Wednesday, June 24, 2009

National Public Radio

I got into the habit some years ago of listening to "Morning Edition" on National Public Radio (NPR) for twenty to twenty-five minutes every work day (i.e., while shaving, showering, and grooming in the mornings). NPR's news coverage gets a bit of a bad rap from a lot of conservatives for having a liberal bias. Some of that bad rap is justified in my opinion, but "Morning Edition" is diligent about presenting both sides of a lot of issues, anyway. On the other hand, a bland style of delivery (which NPR can afford, due to its being heavily subsidized by the federal government) isn't quite the same thing as complete objectivity. And, as many have pointed out, a news organization can be just as biased in terms of the stories it chooses to cover (or ignore) as it is in how it presents those stories.
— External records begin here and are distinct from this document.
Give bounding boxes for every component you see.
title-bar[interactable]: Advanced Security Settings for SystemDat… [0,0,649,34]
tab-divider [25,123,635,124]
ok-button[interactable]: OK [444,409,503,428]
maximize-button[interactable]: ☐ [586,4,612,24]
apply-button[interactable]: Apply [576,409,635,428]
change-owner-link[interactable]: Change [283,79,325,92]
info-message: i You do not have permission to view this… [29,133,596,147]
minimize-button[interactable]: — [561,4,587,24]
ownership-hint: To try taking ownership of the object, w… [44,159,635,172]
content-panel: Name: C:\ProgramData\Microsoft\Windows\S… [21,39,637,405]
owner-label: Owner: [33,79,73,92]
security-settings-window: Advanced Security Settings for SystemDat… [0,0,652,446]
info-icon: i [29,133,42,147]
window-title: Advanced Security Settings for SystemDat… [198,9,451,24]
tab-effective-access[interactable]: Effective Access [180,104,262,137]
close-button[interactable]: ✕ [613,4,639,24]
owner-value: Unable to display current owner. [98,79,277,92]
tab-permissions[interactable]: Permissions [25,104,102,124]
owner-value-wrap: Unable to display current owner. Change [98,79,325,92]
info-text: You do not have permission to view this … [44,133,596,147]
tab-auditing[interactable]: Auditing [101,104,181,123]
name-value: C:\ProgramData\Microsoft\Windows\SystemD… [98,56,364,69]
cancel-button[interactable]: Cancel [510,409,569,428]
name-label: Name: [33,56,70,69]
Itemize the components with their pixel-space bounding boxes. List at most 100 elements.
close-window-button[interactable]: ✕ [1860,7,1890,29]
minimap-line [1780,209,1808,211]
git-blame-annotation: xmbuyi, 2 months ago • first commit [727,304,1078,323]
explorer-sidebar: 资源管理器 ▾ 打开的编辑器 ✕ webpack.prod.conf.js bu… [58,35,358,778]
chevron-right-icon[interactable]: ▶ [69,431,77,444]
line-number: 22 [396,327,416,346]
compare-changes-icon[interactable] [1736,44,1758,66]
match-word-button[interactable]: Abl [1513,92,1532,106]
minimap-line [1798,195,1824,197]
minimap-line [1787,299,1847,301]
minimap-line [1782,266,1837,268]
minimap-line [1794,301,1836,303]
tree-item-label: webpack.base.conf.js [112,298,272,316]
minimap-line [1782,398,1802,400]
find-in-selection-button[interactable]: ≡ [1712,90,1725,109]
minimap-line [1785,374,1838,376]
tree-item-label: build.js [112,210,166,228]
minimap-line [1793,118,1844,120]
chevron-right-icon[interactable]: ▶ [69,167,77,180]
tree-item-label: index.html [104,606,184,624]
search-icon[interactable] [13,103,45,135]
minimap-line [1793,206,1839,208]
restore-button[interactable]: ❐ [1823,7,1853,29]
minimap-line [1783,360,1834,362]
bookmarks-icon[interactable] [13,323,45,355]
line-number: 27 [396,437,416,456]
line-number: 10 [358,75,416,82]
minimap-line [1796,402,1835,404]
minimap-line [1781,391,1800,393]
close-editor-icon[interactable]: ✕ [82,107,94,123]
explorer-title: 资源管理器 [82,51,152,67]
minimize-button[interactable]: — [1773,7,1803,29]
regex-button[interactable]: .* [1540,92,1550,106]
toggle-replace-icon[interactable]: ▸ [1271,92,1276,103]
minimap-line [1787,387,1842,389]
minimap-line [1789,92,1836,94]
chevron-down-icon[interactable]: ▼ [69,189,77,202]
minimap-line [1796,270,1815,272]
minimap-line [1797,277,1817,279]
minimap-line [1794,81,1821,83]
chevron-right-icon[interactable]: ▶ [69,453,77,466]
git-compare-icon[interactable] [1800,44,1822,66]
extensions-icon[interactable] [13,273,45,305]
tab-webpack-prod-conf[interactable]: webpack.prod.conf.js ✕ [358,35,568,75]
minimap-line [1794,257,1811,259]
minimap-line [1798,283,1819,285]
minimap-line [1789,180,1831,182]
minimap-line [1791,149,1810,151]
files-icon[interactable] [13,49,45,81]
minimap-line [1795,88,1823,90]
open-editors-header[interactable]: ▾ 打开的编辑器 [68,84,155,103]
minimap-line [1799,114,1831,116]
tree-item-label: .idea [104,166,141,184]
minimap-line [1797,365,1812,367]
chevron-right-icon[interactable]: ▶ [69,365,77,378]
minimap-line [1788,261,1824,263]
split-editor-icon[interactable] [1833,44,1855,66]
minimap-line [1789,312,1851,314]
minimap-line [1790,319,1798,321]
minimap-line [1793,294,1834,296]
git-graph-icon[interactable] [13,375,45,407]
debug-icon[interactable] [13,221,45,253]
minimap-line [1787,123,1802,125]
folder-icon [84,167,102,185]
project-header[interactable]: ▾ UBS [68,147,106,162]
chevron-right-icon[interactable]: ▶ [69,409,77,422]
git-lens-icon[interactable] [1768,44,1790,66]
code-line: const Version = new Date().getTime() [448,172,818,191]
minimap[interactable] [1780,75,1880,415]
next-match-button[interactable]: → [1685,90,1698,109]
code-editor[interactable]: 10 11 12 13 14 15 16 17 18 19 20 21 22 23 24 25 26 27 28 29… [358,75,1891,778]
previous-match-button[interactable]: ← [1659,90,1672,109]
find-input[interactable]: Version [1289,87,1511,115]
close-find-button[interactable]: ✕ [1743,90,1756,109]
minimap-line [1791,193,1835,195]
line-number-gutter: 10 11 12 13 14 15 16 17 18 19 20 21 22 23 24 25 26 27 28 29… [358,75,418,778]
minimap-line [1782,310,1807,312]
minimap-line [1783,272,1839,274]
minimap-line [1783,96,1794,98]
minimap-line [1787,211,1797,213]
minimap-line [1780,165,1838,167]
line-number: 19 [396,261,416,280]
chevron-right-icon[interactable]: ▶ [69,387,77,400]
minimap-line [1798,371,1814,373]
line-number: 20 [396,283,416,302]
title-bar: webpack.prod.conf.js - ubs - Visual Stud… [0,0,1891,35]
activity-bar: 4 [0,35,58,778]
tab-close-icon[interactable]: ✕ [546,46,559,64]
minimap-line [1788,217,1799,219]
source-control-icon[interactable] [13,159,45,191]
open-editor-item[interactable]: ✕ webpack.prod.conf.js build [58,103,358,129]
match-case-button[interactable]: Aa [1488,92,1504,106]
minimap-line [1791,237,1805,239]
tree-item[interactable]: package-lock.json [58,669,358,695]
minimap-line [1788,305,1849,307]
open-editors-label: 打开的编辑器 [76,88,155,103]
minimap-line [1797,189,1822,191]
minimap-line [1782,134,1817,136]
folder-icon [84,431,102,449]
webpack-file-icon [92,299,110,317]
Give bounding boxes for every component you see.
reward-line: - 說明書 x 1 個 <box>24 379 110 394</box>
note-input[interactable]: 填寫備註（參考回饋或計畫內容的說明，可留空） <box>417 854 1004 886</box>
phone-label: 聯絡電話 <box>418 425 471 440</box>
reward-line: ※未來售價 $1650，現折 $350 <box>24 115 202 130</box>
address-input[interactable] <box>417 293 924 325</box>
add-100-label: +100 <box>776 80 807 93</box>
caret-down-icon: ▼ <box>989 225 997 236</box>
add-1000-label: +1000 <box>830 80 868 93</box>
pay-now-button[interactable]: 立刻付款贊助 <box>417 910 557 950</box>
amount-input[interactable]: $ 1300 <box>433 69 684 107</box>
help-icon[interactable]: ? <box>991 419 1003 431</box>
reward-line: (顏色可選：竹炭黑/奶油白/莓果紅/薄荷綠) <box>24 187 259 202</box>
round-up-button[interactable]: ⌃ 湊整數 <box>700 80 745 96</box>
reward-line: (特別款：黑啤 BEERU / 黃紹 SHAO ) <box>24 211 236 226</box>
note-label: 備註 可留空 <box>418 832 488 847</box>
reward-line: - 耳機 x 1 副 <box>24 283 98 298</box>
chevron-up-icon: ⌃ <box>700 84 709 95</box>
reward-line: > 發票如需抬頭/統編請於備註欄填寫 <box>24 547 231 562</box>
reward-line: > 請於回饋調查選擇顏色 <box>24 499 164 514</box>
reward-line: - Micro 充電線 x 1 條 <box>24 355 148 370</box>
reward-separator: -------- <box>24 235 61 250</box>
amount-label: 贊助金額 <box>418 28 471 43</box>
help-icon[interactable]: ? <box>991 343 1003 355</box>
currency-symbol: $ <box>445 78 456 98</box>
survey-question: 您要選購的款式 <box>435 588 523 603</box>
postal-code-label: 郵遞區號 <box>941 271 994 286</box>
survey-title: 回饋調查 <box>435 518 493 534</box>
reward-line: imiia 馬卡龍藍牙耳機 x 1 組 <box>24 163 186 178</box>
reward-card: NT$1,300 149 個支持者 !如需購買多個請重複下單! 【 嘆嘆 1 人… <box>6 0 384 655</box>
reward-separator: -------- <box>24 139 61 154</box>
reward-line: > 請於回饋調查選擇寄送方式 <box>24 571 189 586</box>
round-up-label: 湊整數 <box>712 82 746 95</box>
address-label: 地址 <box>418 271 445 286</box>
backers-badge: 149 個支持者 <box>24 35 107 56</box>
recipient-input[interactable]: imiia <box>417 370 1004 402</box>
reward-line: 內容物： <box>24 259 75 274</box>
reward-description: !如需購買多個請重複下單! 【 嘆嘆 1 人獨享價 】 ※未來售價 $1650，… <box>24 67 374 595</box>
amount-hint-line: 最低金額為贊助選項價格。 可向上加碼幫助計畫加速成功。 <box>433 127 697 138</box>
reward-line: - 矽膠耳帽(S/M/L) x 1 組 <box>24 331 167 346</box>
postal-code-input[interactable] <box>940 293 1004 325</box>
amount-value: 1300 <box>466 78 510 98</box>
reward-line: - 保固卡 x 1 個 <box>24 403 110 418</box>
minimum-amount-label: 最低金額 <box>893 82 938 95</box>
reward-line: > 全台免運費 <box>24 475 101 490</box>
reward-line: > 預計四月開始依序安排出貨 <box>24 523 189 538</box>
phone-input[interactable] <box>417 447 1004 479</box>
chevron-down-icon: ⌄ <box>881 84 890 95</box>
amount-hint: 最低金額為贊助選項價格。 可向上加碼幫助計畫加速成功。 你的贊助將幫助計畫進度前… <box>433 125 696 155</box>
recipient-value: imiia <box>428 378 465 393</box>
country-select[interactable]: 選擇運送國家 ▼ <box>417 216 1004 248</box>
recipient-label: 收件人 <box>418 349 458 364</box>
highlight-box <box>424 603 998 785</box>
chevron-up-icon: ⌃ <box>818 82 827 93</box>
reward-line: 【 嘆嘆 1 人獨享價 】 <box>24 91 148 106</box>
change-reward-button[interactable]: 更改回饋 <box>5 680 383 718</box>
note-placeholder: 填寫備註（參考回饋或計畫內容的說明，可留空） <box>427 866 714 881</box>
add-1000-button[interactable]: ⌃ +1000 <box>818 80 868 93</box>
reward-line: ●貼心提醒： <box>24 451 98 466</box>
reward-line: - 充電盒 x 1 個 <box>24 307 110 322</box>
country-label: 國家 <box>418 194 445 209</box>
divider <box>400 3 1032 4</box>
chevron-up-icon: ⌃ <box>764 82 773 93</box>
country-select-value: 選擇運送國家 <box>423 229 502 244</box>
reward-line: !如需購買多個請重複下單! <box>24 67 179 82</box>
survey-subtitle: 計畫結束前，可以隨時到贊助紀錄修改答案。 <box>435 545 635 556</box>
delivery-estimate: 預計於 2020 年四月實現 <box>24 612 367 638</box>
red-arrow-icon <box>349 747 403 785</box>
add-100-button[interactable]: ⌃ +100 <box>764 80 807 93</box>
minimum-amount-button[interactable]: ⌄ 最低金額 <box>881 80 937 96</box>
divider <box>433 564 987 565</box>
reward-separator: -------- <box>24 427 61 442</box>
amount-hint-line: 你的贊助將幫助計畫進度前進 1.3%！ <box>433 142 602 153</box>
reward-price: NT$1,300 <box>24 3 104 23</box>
But I have to say that the one thing that drives me to distraction when listening to "Morning Edition" is NPR's utterly uncritical acceptance of the notion that increasing levels of human-generated carbon dioxide are warming the Earth and rapidly rendering it uninhabitable -- when, in the last ten years, CO2 emissions have continued to rise but global temperatures have not followed suit. In that light, one would think that a news organization without an agenda would at least start to ask questions around the margins of the accepted dogma!